Penanaman padi dari 1x per tahun menjadi 2x setahun, menjadi penghasil pupuk organik untuk tambak dan pertanian, serta dapat mengembangkan 10 hektar tambak organik baru.
“Dari segi lingkungan mampu menurunkan emisi GRK sebesar 43,85 ton CO2eq/tahun. Dari segi sosial, dapat meningkatkan kapasitas masyarakat rentan di darat dan pesisir,” urai Medrilzam.

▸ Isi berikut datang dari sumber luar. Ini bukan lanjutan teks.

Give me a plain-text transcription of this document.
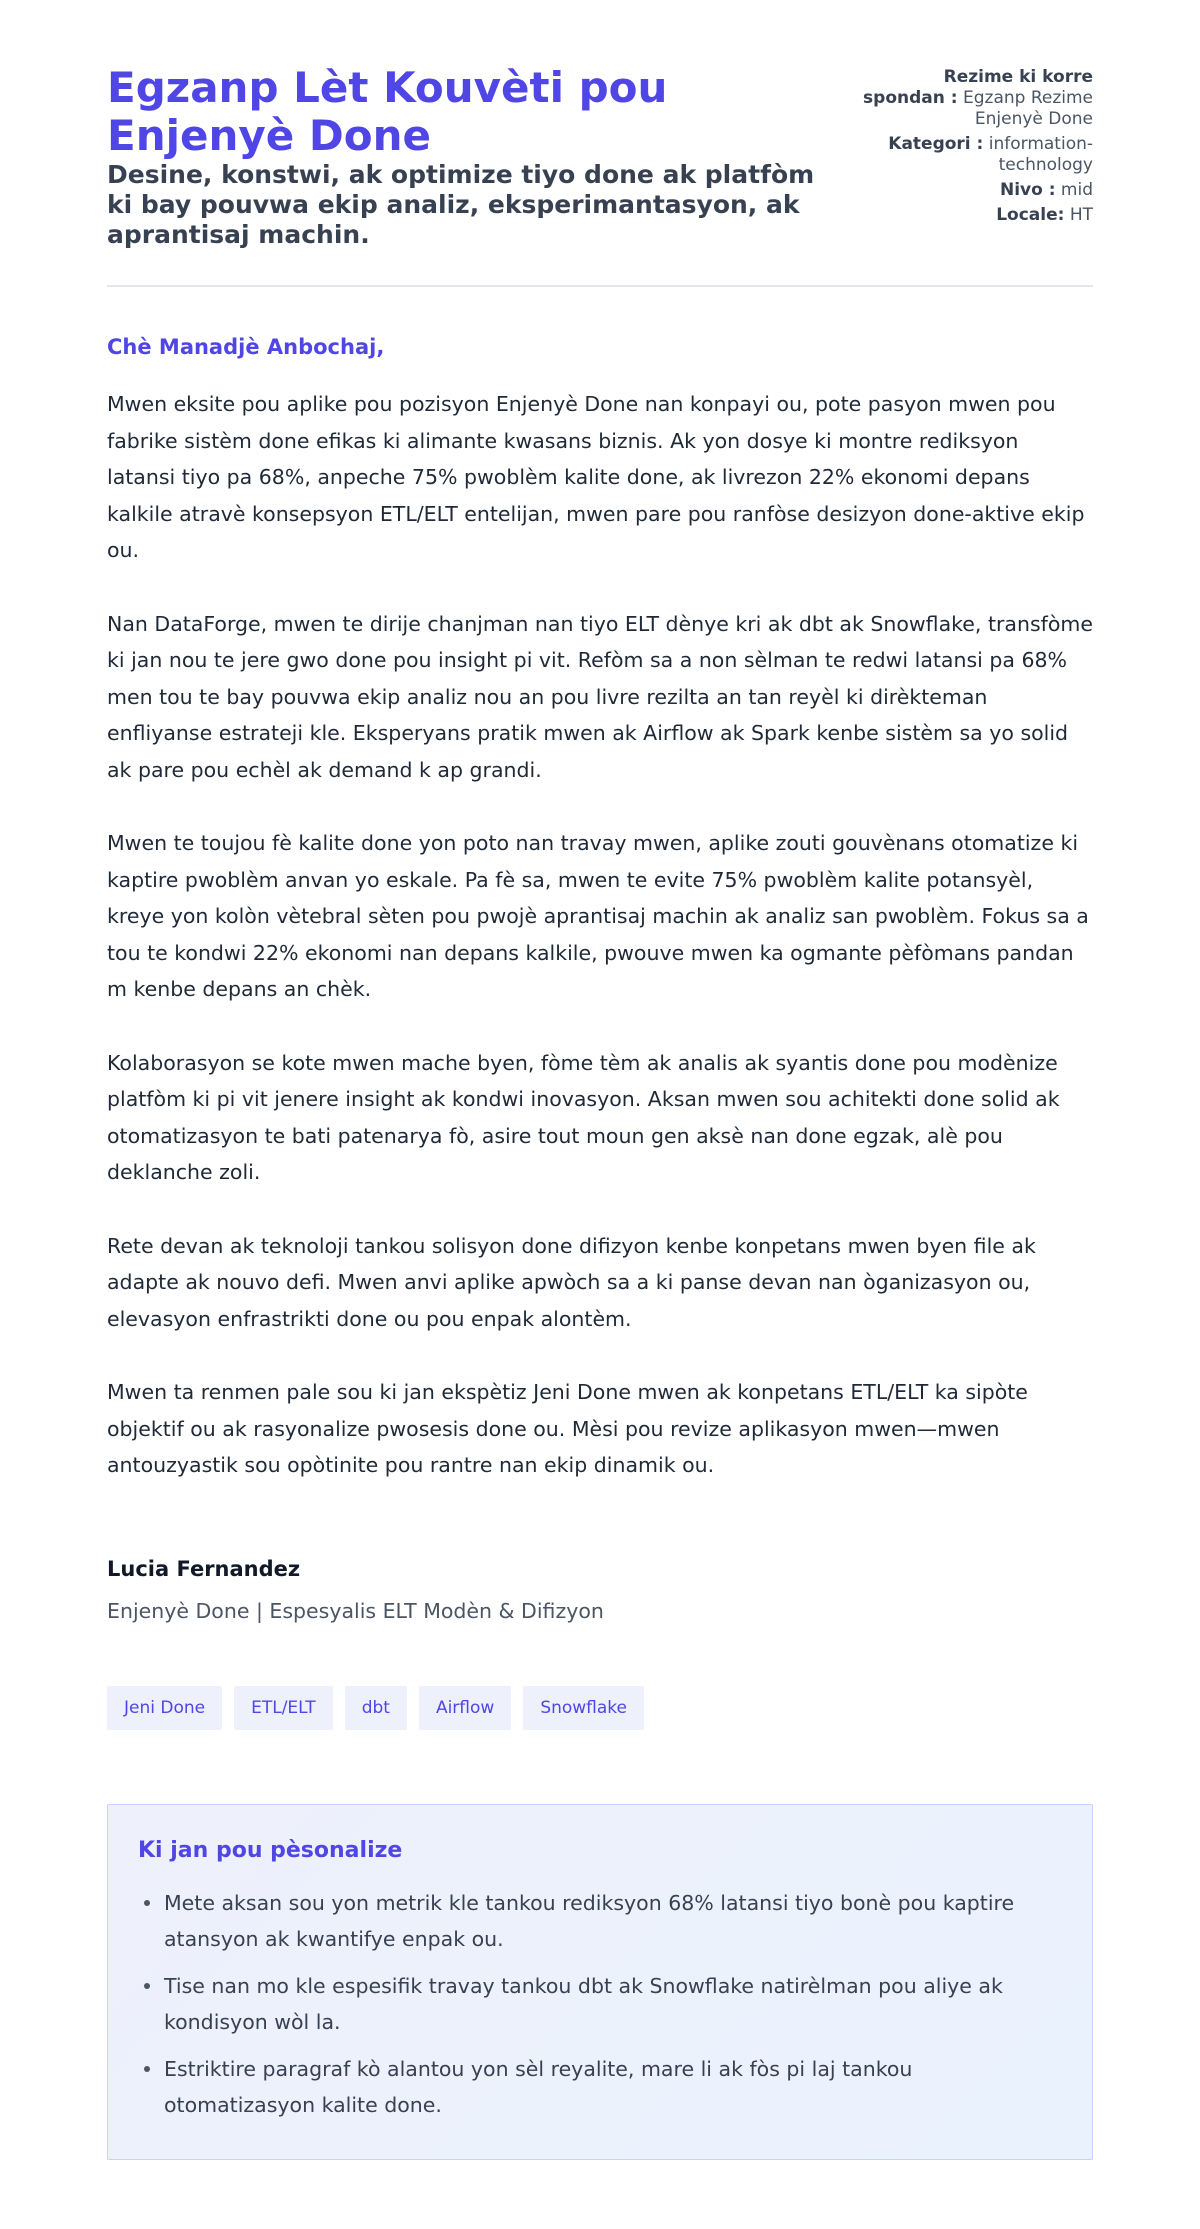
Egzanp Lèt Kouvèti pou Enjenyè Done
Desine, konstwi, ak optimize tiyo done ak platfòm ki bay pouvwa ekip analiz, eksperimantasyon, ak aprantisaj machin.
Rezime ki korre spondan : Egzanp Rezime Enjenyè Done
Kategori : information-technology
Nivo : mid
Locale: HT

Chè Manadjè Anbochaj,

Mwen eksite pou aplike pou pozisyon Enjenyè Done nan konpayi ou, pote pasyon mwen pou fabrike sistèm done efikas ki alimante kwasans biznis. Ak yon dosye ki montre rediksyon latansi tiyo pa 68%, anpeche 75% pwoblèm kalite done, ak livrezon 22% ekonomi depans kalkile atravè konsepsyon ETL/ELT entelijan, mwen pare pou ranfòse desizyon done-aktive ekip ou.

Nan DataForge, mwen te dirije chanjman nan tiyo ELT dènye kri ak dbt ak Snowflake, transfòme ki jan nou te jere gwo done pou insight pi vit. Refòm sa a non sèlman te redwi latansi pa 68% men tou te bay pouvwa ekip analiz nou an pou livre rezilta an tan reyèl ki dirèkteman enfliyanse estrateji kle. Eksperyans pratik mwen ak Airflow ak Spark kenbe sistèm sa yo solid ak pare pou echèl ak demand k ap grandi.

Mwen te toujou fè kalite done yon poto nan travay mwen, aplike zouti gouvènans otomatize ki kaptire pwoblèm anvan yo eskale. Pa fè sa, mwen te evite 75% pwoblèm kalite potansyèl, kreye yon kolòn vètebral sèten pou pwojè aprantisaj machin ak analiz san pwoblèm. Fokus sa a tou te kondwi 22% ekonomi nan depans kalkile, pwouve mwen ka ogmante pèfòmans pandan m kenbe depans an chèk.

Kolaborasyon se kote mwen mache byen, fòme tèm ak analis ak syantis done pou modènize platfòm ki pi vit jenere insight ak kondwi inovasyon. Aksan mwen sou achitekti done solid ak otomatizasyon te bati patenarya fò, asire tout moun gen aksè nan done egzak, alè pou deklanche zoli.

Rete devan ak teknoloji tankou solisyon done difizyon kenbe konpetans mwen byen file ak adapte ak nouvo defi. Mwen anvi aplike apwòch sa a ki panse devan nan òganizasyon ou, elevasyon enfrastrikti done ou pou enpak alontèm.

Mwen ta renmen pale sou ki jan ekspètiz Jeni Done mwen ak konpetans ETL/ELT ka sipòte objektif ou ak rasyonalize pwosesis done ou. Mèsi pou revize aplikasyon mwen—mwen antouzyastik sou opòtinite pou rantre nan ekip dinamik ou.

Lucia Fernandez

Enjenyè Done | Espesyalis ELT Modèn & Difizyon

Jeni Done	ETL/ELT	dbt	Airflow	Snowflake
Ki jan pou pèsonalize
Mete aksan sou yon metrik kle tankou rediksyon 68% latansi tiyo bonè pou kaptire atansyon ak kwantifye enpak ou.
Tise nan mo kle espesifik travay tankou dbt ak Snowflake natirèlman pou aliye ak kondisyon wòl la.
Estriktire paragraf kò alantou yon sèl reyalite, mare li ak fòs pi laj tankou otomatizasyon kalite done.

Terpisah, Direktur Jenderal Tanaman Pangan Kementan Suwandi mengungkapkan, untuk mengembangkan pertanian berkelanjutan, pihaknya kini telah berfokus dalam mendorong pertanian organik bersertifikasi. Upaya ini sekaligus juga untuk meningkatkan nilai tambah hasil tani dalam upaya pertumbuhan perekonomian di pedesaan dan nasional.
“(Pertanian-red) organik juga mampu menjaga ekosistem kita, memperbaiki struktur tanah, menyehatkan dan memberi nilai tambah,” kata Suwandi, kepada Alinea.id, Sabtu (23/4).